Buy Emami Ltd For Target Rs.621 - Yes Securities
Focused on driving penetration‐led growth with margins well protected, valuations attractive; maintain BUY
Our view
Emami posted another resilient quarter with flattish volume and 4% revenue growth despite the high base and inflationary headwinds, with steady market shares and strong distribution‐led growth in rural markets. Strong focus on MT and e‐commerce channels seems to be helping the company in driving penetration of its core brands. Margins are also holding up quite despite sharp LLP and RBO inflation which was offset by a 3% price hike and continued cost efficiencies. The aggression on new launches via differentiated proposition, distribution expansion seem to be working well. Over the medium‐term, Emami seems well placed to benefit from structural tailwinds in the healthcare/ayurveda space and a higher rural salience in addition to expectations of a pick‐up in growth rates of discretionary FMCG categories. Expected reduction in promoter pledge should allay investor concerns and board restructuring to transition the business to the next generation should drive increased aggression and new initiatives. We remain positive on the stock and expect the re‐rating story to resume for Emami once the ongoing correction in staples subsides and growth trajectory starts moving towards double‐digits as valuation remains undemanding in both absolute and relative terms.
Result Highlights
* Result summary – Revenue/EBITDA/PAT growth of 4%/0.4%/5% on a high base, 2‐yr revenue CAGR of 9.4%. Revenue growth was slightly below estimate on a base of 15% growth at Rs9.7bn. Volume growth was flattish in domestic business.
* Segmental growth – 7% growth in pain management, 2% in Boro Plus, Kesh King was flat, ‐3% in male grooming, 6% in healthcare and 11% in Navratna and 7% growth in international business.
* Margins – Gross margin at 67.4%, declined 300bps/140bps YoY/QoQ, EBITDA margin came in at 35.1% led by tight control on expenses.
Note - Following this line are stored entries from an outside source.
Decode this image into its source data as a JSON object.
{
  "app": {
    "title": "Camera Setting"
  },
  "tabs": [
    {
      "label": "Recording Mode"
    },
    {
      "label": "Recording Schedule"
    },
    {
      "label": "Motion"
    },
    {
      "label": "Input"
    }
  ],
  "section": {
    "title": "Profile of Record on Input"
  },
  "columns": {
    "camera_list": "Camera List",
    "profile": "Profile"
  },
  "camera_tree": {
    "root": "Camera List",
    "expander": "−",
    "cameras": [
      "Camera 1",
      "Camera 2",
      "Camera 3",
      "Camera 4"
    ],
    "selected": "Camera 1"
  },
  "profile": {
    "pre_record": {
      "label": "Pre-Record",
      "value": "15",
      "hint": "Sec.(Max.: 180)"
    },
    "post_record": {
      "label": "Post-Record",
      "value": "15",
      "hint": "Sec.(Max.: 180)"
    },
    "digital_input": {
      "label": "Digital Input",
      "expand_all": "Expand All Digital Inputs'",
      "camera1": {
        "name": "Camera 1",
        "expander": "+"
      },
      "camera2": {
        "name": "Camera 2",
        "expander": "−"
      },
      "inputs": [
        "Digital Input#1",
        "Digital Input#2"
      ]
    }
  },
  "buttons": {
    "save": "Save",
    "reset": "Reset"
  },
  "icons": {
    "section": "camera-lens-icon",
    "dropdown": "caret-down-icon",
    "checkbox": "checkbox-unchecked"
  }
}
A&P spend increased 50% QoQ.
* Earnings – PAT growth of 5% (2‐yr CAGR of 22%) led by operating leverage coupled with lower interest and higher other income.
Valuation
We build in revenue/EBITDA/PAT growth of 9%/10%/11% after cutting our estimates by 3‐4% over FY21‐24E to incorporate the ongoing growth and margins headwinds. We reiterate our BUY rating on the stock with a revised PT of Rs621 based on 30x FY24E earnings, which is a 30% discount to peers like Marico, Dabur and GCPL. Key risks to our call would be further Covid‐led disruption, erratic seasons, category challenges and unexpected group level issues. With margins not being too much of an issue, we would expect the re‐rating to begin once we see high visibility of sustained double‐digit growth for the company.